Data Warehouse Advantages
A truly corporate effort, an enterprise view of data
Inherently architected, not a union of disparate data marts
Single, central storage of data about the content
Centralized rules and control
May see quick results if implemented with iterations
Data Warehouse Disadvantages
Takes longer to build even with an iterative method
High exposure to risk of failure
Needs high level of cross-functional skills,
High outlay without proof of concept
Data Mart/Bottom-Up Disadvantages
Each data mart has its own narrow view of data
Permeates redundant data in every data mart
Perpetuates inconsistent and irreconcilable data
Proliferates unmanageable interfaces (Not required)
Phases of data warehouse development lifecycle.
Planning, Analysis, Design, Implementation
What is the most costly lifecycle activity
ETL - You spend at least 75% of your time on that.
What does ETL stand for?
Extract, Transform, Load
Which Data Warehouse Lifecycle phase is analogous to logical design?
Dimensional modeling
Which two data warehouse lifecycle phases have parallel levels of activities?
Design and implementation, which are the last two phases.
The data warehouse architecture that does not rely on the creation of a new data structure is the what?
Federated.
What is a data mart?
A data mart is a subset of a data warehouse focused on a particular line of business, department, or subject area.
What is a data warehouse?
Central repositories of integrated data from one or more disparate sources.
What activities are required in the analysis phase?
Analytic themes, which breaks requirements into categories;
bus matrix, which is the business processes mapped to the data needed;
Information packet development, maps which dimensions are needed for each fact table.
What are the different types of data architectures, and what do they mean?
Federated: a collection of independent database systems are united into a loosely coupled federation in order to share and exchange information.
Hub and Spoke: The communication is not made between pairs of applications but between each application (spoke) and the central hub.
Data Mart Bus: A bus architecture is composed of a set of tightly integrated data marts that get their power from conformed dimensions and fact tables.

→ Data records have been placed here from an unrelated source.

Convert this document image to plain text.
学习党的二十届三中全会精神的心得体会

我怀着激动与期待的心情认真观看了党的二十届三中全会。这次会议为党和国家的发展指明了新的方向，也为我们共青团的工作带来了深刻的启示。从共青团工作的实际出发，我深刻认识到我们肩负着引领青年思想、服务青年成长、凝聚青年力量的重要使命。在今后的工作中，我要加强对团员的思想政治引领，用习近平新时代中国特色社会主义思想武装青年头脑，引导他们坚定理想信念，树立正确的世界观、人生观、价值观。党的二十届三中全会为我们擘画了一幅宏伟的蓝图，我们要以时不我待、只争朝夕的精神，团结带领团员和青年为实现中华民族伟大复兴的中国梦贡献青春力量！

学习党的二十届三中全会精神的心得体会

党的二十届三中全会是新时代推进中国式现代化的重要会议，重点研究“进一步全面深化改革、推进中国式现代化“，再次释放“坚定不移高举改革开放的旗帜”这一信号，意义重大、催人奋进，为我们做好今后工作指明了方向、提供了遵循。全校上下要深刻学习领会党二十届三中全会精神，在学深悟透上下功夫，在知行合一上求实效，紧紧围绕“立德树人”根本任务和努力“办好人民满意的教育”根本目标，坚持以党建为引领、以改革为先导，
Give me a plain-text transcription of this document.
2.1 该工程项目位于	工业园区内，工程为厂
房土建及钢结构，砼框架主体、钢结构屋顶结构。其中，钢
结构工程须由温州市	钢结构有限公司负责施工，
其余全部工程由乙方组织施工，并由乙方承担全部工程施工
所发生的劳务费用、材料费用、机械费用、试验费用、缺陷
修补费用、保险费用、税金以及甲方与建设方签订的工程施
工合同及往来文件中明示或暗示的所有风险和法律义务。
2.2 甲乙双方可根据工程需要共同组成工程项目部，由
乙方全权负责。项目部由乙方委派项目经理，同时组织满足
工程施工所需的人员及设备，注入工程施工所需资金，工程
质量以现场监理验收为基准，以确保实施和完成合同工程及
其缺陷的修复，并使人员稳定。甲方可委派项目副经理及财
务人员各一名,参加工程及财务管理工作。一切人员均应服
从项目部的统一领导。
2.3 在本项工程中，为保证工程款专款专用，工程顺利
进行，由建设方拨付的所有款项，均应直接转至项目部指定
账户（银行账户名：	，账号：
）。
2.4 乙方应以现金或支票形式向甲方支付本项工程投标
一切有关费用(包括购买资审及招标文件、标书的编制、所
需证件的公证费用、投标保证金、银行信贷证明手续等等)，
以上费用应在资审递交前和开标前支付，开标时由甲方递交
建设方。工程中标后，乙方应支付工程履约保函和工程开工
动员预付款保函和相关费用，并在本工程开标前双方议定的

A bus architecture uses top-down planning and a grid of business functions and dimensions to deliver a set of tightly integrated data marts.
Centralized Enterprise-Wide: A centralized data architecture means the data from each domain/subject (i.e. payroll, operations, finance) is copied to one location (i.e. a data lake under one storage account), and that the data from the multiple domains/subjects are combined to create centralized data models and unified views.
Independent Data Marts
What are junk dimensions?
Junk dimensions are used for dimensions that only involve a few responses, and which don’t fit squarely in any other dimensions.